Artificial intelligence Shines Light On The Dark Web, Beneath the surface web, the public forum of the internet you use daily to check email or read news articles, exists a concealed “dark web.” Host to anonymous, password-protected sites, the dark web is where criminal marketplaces thrive in the advertising and selling of weapons, drugs, and trafficked persons. Law enforcement agencies work continuously to stop these activities, but the challenges they face in investigating and prosecuting the real-world people behind the users who post on these sites are tremendous.

“The pop-up nature of dark-web marketplaces makes tracking their participants and their activities extremely difficult,” says Charlie Dagli, a researcher in MIT Lincoln Laboratory’s Artificial Intelligence Technology and Systems Group. Dagli is referring to the fast rate at which dark-web markets close down (because they are hacked, raided, abandoned, or set up as an “exit scam” in which the site shuts down intentionally after customers pay for unfulfilled orders) and new ones appear. These markets’ short lifetimes, from a few months to a couple of years, impede efforts to identify their users.

To overcome this challenge, Lincoln Laboratory is developing new software tools to analyze surface- and dark-web data.

These tools are leveraging the one benefit this whack-a-mole-like problem presents — the connections sellers and buyers maintain across multiple layers of the web, from surface to dark, and across dark-web forums. “This constant switching between sites is now an established part of how dark-web marketplaces operate,” Dagli says.

Users are making new profiles constantly.
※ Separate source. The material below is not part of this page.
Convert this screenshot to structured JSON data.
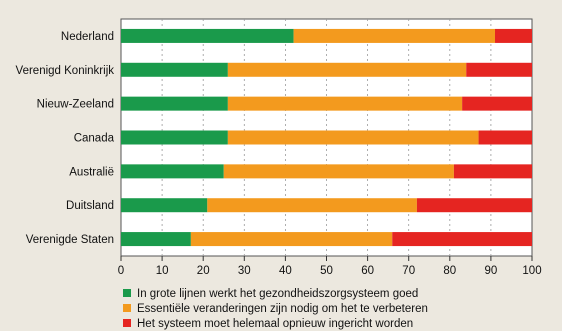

Although they may not be employing the same usernames from site to site, they are keeping their connections alive by signaling to each other through their content. These signals can be used to link personas belonging to the same user across dark-web forums and, more revealingly, to link personas on the dark web to the surface web to uncover a user’s true identity.

Linking users on the dark web is what law enforcement already tries to do. The problem is that the amount of data that they need to manually shuffle through — 500,000 phone numbers and 2 million sex ads posted a month — is too large and unstructured for them to find connections quickly. Thus, only a low percentage of cases can be pursued.

To automate the persona-linking process, Lincoln Laboratory is training machine learning algorithms to compute the similarity between users on different forums. The computations are based on three aspects of users’ communications online: “How they identify to others, what they write about, and with whom they write to,” Dagli explains.